Darry lets out a strange, jerky sort of laugh, but it's a laugh all the same, and for a glorious second they're in junior high again, drafting maps in lead pencil of the best places to sell. Then he looks at the grandfather clock tick-tick-ticking in the living room and his whole face sags again. "It's two in the mornin', goddamn." He shakes his head out a little, like that'll clear it. "I gotta get up on the roof before eight. Get most of the work done before the sun's too hot."
Tim doesn't have to get up for 'work' before he damn well wants to, goes unspoken, Tim's job is a little more freelance than that and mostly happens under cover of darkness.
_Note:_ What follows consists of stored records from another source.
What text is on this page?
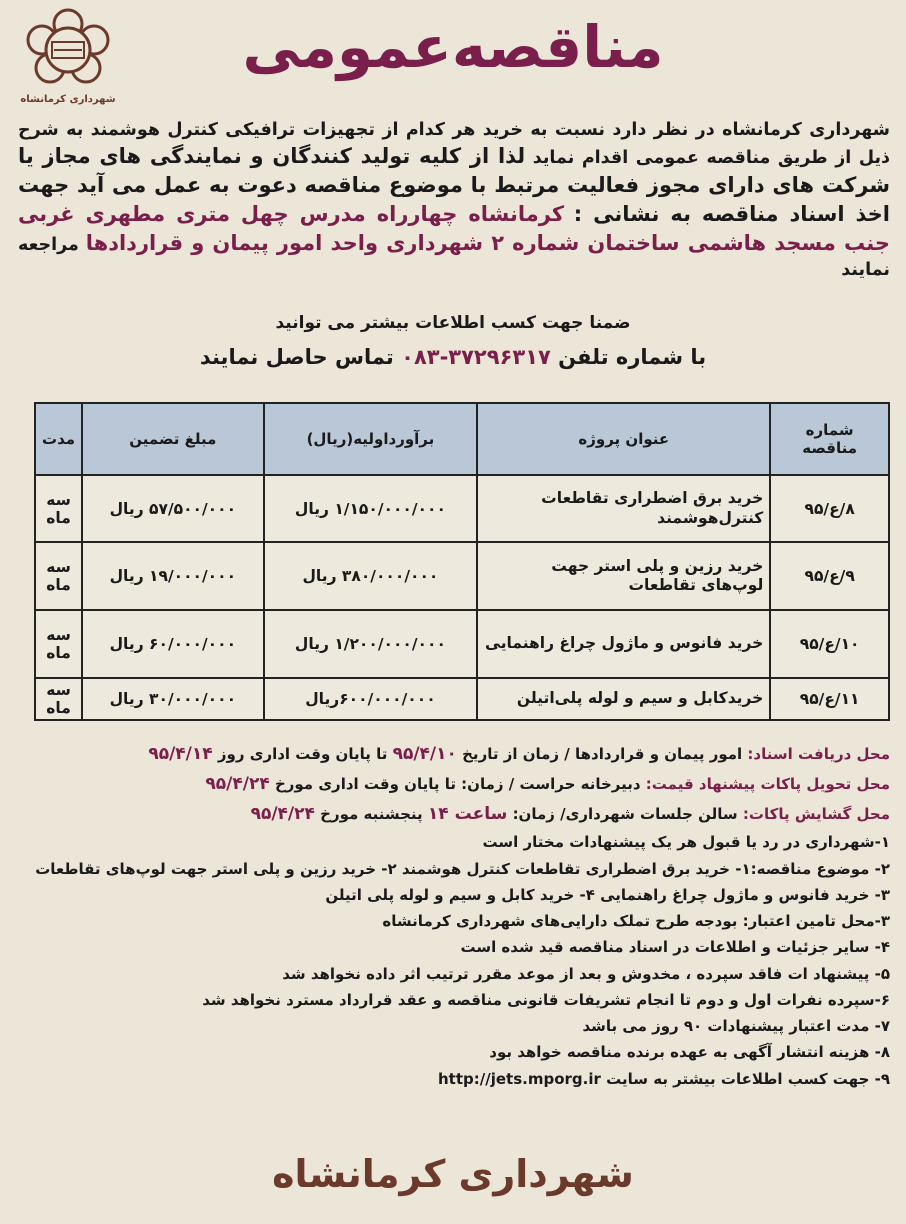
شهرداری کرمانشاه
مناقصه‌عمومی
شهرداری کرمانشاه در نظر دارد نسبت به خرید هر کدام از تجهیزات ترافیکی کنترل هوشمند به شرح ذیل از طریق مناقصه عمومی اقدام نماید لذا از کلیه تولید کنندگان و نمایندگی های مجاز یا شرکت های دارای مجوز فعالیت مرتبط با موضوع مناقصه دعوت به عمل می آید جهت اخذ اسناد مناقصه به نشانی : کرمانشاه چهارراه مدرس چهل متری مطهری غربی جنب مسجد هاشمی ساختمان شماره ۲ شهرداری واحد امور پیمان و قراردادها مراجعه نمایند
ضمنا جهت کسب اطلاعات بیشتر می توانید
با شماره تلفن ۰۸۳-۳۷۲۹۶۳۱۷ تماس حاصل نمایند
شماره مناقصه	عنوان پروژه	برآورداولیه(ریال)	مبلغ تضمین	مدت
۸/ع/۹۵	خرید برق اضطراری تقاطعات کنترل‌هوشمند	۱/۱۵۰/۰۰۰/۰۰۰ ریال	۵۷/۵۰۰/۰۰۰ ریال	سه ماه
۹/ع/۹۵	خرید رزین و پلی استر جهت لوپ‌های تقاطعات	۳۸۰/۰۰۰/۰۰۰ ریال	۱۹/۰۰۰/۰۰۰ ریال	سه ماه
۱۰/ع/۹۵	خرید فانوس و ماژول چراغ راهنمایی	۱/۲۰۰/۰۰۰/۰۰۰ ریال	۶۰/۰۰۰/۰۰۰ ریال	سه ماه
۱۱/ع/۹۵	خرید‌کابل و سیم و لوله پلی‌اتیلن	۶۰۰/۰۰۰/۰۰۰ریال	۳۰/۰۰۰/۰۰۰ ریال	سه ماه
محل دریافت اسناد: امور پیمان و قراردادها / زمان از تاریخ ۹۵/۴/۱۰ تا پایان وقت اداری روز ۹۵/۴/۱۴
محل تحویل پاکات پیشنهاد قیمت: دبیرخانه حراست / زمان: تا پایان وقت اداری مورخ ۹۵/۴/۲۴
محل گشایش پاکات: سالن جلسات شهرداری/ زمان: ساعت ۱۴ پنجشنبه مورخ ۹۵/۴/۲۴
۱-شهرداری در رد یا قبول هر یک پیشنهادات مختار است
۲- موضوع مناقصه:۱- خرید برق اضطراری تقاطعات کنترل هوشمند ۲- خرید رزین و پلی استر جهت لوپ‌های تقاطعات
۳- خرید فانوس و ماژول چراغ راهنمایی ۴- خرید کابل و سیم و لوله پلی اتیلن
۳-محل تامین اعتبار: بودجه طرح تملک دارایی‌های شهرداری کرمانشاه
۴- سایر جزئیات و اطلاعات در اسناد مناقصه قید شده است
۵- پیشنهاد ات فاقد سپرده ، مخدوش و بعد از موعد مقرر ترتیب اثر داده نخواهد شد
۶-سپرده نفرات اول و دوم تا انجام تشریفات قانونی مناقصه و عقد قرارداد مسترد نخواهد شد
۷- مدت اعتبار پیشنهادات ۹۰ روز می باشد
۸- هزینه انتشار آگهی به عهده برنده مناقصه خواهد بود
۹- جهت کسب اطلاعات بیشتر به سایت http://jets.mporg.ir
شهرداری کرمانشاه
He tries to imagine going clean and working on some roof like Darry does all day, sweating and shaking under the Oklahoma sun in summer to scrape whatever buck the boss man feels like giving an Indian kid, and thinks maybe dodging bullets in the back streets isn't always the worst deal. "Go back to bed." The effort of getting the words out is suddenly crushing, makes him want to roll over and vomit onto the carpet. "I'm fine, ese, get some sleep. Don't need you to tuck me in."
Darry isn't his mama or even his daddy, he doesn't come over to pat his head before scooting back down the hall, but he gives him a long look, lingering at the edge of the living room. Tim flips him the ol' one-finger salute. "Git." When he's finally gone and his bedroom door shuts, Tim waits a few more seconds and swings his legs onto the floor.
Tim doesn't like to drink. Reminds him too much of his mama, lying on the couch and telling him to shut them kids the hell up already, fetch her an aspirin while he's at it— he never bought her 'migraines' for a minute. Doesn't so much like being out of control either, looking a goddamn fool in front of his boys, willing to throw hands with any jackass who blinks at him wrong the way Dallas does. Dallas gets to be reckless because he's a real island unto himself, doesn't have people relying on him or respecting him or asking shit from him, just lives in one long burst of sensation. If Tim lets anything slip, one fucking thing, the last illusion that he can handle his own shit evaporates like dew in the morning.
But tonight the left side of his skull hurts, and he's squatting in the house of a guy who'd once thought he could save him and his son, who he'd once considered as much his brother as Curly— the darkness of their living room shrouds his shame. He knows Darrel Curtis never locked his liquor cabinet any more than he did his front door, and never would've let it go empty, no matter how many AA chips he managed to collect before he died. The whiskey bottle is heavy in his hand, sloshes around, burns astringent like disinfectant in his throat as he pours it down.
Let that man do him one last favor. Let him finally sleep, just for one night. Let him rest.